The Great Car Reset
Are we moving beyond the auto age? Writing in Esquire, Nate Silver provides hard statistical evidence that America's once-overwhelming car-culture and driving habits have peaked. This article in Advertising Age (h/t: Patrick Adler) provides additional evidence that we may well be in the early stages of a reset in attitudes about driving and car ownership, especially among younger folks. Here are some key statistics from the article:
- "In 1978, nearly half of 16-year-olds and three-quarters of 17-year-olds in the U.S. had their driver's licenses, according to Department of Transportation data. By 2008, the most recent year data was available, only 31 percent of 16-year-olds and 49 percent of 17-year-olds had licenses, with the decline accelerating rapidly since 1998."
- "Twenty-somethings went from driving a disproportionate amount of the nation's highway miles in 1995 to under-indexing for driving in 2009."
- "It's not just new drivers driving less. The share of automobile miles driven by people ages 21 to 30 in the U.S. fell to 13.7 percent in 2009 from 18.3 percent in 2001 and 20.8 percent in 1995."
Source: Advertising Age
While "the environment" is the reason many young people cite for driving less and not wanting to own a car, there are several other key forces at work, according to the article:
- Alternatives to car ownership such as Zip Car or other auto-sharing services.
- Greater use of alternative modes of mass transit to and from work. This can save money and boost productivity. You can focus on getting work done on the train, something you can't do in a car.
- New ways of working from free agency to more flexible schedules and telecommuting which further reduce the need for cars.
- The rise of the Internet and e-commerce as an alternative to shopping. You no longer need a car to get everything from groceries and personal products to books, CDs, and electronic goods.
- Trading-off car ownership to free up cash for other uses from travel, entertainment, technology, and experiences to more savings.
- The increased popularity of close-in locations and walkable mixed-used neighborhoods which further reduces the need for a car to get around.
- A gradually changing economic landscape which advantages larger and denser regions with more transit alternatives - from walking and biking to mass transit (similar to what I described in an earlier Atlantic piece). As the article notes:
"The real-estate markets most profoundly affected by the bursting housing bubble -- such as Las Vegas and other Sunbelt metro areas -- are boom towns built around highways with no substantial train transportation. Real-estate markets that have been less affected or quicker to recover include Boston and San Francisco, which have strong urban rail systems. In New Jersey, Connecticut, Boston, Denver and Chicago, housing prices near new or existing train stations have either been among the first to recover or have seen less depreciation during the bursting of the housing bubble."
Source: Advertising Age
Younger people today -- in fact, people of all ages -- no longer see the car as a necessary expense or a source of personal freedom. In fact, it is increasingly just the opposite: not owning a car and not owning a house are seen by more and more as a path to greater flexibility, choice, and personal autonomy.

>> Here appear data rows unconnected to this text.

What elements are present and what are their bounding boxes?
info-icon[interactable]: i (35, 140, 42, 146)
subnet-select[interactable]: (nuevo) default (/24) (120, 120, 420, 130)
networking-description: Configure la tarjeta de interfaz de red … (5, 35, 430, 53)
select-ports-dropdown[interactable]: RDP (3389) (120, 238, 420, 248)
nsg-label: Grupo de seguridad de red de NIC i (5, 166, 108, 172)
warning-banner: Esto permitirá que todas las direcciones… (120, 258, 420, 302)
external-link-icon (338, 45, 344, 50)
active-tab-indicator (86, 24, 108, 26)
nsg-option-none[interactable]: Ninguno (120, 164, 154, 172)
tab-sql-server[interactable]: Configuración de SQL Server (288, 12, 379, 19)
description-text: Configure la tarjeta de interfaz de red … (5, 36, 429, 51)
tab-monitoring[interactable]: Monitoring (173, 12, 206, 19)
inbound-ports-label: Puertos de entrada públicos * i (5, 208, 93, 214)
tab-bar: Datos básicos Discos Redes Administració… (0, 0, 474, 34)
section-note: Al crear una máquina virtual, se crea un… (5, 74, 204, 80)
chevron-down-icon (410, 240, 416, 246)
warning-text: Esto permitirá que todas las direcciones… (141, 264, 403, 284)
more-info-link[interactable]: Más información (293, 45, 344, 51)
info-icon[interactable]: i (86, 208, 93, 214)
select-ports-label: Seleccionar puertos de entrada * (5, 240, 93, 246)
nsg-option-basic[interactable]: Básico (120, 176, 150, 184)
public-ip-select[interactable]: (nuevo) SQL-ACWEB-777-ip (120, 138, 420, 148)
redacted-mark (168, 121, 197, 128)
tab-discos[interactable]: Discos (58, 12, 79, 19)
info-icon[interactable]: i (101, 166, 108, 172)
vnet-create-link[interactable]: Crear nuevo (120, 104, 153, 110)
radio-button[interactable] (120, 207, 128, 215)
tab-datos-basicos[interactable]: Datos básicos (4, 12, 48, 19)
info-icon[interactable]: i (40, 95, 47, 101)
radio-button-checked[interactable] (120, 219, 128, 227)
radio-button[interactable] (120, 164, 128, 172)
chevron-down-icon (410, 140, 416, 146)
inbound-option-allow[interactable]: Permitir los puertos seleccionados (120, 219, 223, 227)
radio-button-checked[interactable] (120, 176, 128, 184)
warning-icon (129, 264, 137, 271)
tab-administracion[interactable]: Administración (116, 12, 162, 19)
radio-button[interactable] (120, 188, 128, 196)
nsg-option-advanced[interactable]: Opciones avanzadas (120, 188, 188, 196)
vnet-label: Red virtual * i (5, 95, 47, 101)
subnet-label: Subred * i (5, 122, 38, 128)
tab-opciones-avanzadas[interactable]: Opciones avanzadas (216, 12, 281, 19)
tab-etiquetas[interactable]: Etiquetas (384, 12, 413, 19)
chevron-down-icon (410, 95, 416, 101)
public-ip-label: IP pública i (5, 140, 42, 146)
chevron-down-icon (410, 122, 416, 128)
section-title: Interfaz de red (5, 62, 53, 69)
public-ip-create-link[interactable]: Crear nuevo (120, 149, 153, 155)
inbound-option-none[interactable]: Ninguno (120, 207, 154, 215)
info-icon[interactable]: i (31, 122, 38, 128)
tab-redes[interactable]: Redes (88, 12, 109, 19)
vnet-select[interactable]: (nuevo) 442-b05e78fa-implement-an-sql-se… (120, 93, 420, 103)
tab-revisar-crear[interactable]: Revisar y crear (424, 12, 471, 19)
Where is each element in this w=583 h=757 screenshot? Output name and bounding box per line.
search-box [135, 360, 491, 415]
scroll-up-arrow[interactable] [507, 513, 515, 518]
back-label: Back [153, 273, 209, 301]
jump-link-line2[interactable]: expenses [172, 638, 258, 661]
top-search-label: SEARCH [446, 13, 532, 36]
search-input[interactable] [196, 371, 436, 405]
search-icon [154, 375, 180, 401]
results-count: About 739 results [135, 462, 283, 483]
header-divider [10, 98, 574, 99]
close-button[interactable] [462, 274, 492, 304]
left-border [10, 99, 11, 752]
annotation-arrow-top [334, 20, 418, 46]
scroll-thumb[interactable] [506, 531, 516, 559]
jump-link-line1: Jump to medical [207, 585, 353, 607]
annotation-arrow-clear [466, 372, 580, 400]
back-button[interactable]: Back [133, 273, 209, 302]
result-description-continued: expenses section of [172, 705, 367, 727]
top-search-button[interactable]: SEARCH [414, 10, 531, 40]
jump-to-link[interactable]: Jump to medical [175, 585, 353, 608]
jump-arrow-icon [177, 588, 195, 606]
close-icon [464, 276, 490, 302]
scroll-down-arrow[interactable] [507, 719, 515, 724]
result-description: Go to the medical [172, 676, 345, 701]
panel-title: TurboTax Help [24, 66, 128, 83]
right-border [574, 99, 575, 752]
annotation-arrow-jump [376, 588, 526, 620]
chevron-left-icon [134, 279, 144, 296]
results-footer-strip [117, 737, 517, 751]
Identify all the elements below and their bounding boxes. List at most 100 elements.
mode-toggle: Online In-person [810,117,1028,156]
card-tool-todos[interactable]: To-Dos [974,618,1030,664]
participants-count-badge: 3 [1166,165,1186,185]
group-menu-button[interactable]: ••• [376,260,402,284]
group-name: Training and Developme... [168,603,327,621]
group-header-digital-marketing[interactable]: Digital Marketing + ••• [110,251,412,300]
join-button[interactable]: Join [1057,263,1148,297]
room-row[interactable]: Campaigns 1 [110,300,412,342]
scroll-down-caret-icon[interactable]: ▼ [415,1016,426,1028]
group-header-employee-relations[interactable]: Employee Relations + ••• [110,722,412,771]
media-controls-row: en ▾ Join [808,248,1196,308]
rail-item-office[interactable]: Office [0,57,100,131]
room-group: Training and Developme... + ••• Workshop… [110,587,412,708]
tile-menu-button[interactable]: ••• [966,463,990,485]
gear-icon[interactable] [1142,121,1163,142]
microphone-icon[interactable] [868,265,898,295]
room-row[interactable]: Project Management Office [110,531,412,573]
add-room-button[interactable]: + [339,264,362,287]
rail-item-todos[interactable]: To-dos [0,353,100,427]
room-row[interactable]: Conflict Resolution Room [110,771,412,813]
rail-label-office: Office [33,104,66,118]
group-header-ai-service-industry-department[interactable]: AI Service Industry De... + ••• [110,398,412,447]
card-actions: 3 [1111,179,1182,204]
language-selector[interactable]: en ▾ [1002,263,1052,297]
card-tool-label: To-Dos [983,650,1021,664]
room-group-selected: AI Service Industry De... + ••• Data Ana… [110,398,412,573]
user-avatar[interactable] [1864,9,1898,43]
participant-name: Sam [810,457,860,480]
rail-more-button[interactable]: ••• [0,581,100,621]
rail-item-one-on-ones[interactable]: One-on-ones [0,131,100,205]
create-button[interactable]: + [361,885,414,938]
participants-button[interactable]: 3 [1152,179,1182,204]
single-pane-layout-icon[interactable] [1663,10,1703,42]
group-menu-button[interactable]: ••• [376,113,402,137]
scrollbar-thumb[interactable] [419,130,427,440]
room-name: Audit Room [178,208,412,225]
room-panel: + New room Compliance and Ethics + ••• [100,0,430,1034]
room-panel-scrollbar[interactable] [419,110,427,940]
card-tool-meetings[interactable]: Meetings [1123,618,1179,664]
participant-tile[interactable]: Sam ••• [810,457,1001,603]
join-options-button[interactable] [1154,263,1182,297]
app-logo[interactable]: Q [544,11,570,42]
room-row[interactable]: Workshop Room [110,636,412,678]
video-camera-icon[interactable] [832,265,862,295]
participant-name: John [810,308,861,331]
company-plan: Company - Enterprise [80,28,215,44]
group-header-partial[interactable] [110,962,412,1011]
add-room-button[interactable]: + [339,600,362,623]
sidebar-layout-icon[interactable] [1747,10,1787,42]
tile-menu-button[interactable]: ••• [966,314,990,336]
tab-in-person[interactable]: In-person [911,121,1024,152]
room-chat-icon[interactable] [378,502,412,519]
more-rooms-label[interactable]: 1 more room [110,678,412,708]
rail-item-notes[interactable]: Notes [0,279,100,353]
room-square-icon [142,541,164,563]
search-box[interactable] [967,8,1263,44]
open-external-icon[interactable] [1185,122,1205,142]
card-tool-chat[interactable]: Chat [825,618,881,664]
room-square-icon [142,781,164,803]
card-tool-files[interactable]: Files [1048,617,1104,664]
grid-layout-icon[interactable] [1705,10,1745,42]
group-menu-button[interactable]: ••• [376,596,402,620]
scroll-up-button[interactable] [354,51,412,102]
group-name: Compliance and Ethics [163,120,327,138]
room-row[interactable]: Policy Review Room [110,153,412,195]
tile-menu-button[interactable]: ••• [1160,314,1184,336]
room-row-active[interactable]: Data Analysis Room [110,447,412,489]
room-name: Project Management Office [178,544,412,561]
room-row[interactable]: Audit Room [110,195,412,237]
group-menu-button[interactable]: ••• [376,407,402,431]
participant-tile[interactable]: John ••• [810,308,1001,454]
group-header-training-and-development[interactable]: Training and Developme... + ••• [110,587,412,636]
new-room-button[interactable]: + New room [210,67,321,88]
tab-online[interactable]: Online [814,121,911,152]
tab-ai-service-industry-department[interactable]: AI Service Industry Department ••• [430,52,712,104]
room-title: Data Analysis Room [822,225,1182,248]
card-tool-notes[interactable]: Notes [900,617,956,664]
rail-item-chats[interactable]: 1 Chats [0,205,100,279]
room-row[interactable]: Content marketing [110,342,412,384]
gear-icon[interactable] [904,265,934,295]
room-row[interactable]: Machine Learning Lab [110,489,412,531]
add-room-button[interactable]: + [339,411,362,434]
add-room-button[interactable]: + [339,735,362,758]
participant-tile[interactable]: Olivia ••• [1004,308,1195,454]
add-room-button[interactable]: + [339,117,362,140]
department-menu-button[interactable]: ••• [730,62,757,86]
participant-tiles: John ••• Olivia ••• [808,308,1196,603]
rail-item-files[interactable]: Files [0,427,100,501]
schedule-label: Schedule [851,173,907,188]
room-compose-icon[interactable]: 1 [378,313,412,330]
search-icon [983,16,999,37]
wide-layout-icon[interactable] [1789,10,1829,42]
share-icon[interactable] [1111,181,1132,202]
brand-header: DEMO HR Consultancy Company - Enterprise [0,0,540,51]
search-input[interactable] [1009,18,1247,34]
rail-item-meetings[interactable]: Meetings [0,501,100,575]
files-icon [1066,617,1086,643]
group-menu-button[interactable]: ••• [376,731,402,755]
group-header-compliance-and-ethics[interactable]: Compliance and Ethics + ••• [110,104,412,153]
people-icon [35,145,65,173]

Underlying all of this is not so much a shift in "car culture" values but a shift in economic realities. Owning a car and a house are very costly, for individuals and the economy as a whole. What distinguished "savers" from "spenders," according to a Canadian study (.pdf), is outlays for housing and especially for cars. The amount of money the average American family spends on housing and cars went from 22 percent in 1950 to 44 percent by the 1980s to more than half today. It's not so much that America is a society of wanton over-consumers -- though some surely fit that bill -- it's that they've been trapped by the housing-car-energy complex that once stood at the very heart of the U.S. "Fordist" economy. And as any number of studies have shown (.pdf), America's over-investment in housing has badly distorted its economy.
We can't recover by breathing life back into that old economy. Lasting prosperity requires investment in a new and more efficient economic system. We'll never get there if we continue to spend every last penny on houses, cars, and energy. We need to reduce spending on the old Fordist consumption bundle in order to free up capital for new technologies, new industries, and greater skill and personal development broadly.
Some of that is already happening as people downsize their homes, downshift consumption, and trade train rides or walkable neighborhoods for long suburban commutes. Young people are at the cutting edge of these shifts, as they are just starting up in their jobs and careers; choosing places to live, work, and raise their families; and deciding how they want to live their lives. Great Resets like this are generational events. They do not spring forth overnight but emerge gradually over time as millions upon millions of individuals and families reset themselves in light of new economic realities. We remain in the very earliest stage of the current reset.
While some look at rebounding car sales or an uptick in the housing market as a sign of economic recovery, from where I sit, the shift away from driving and cars among young people is a much better indicator that the economy is starting to head in the right direction.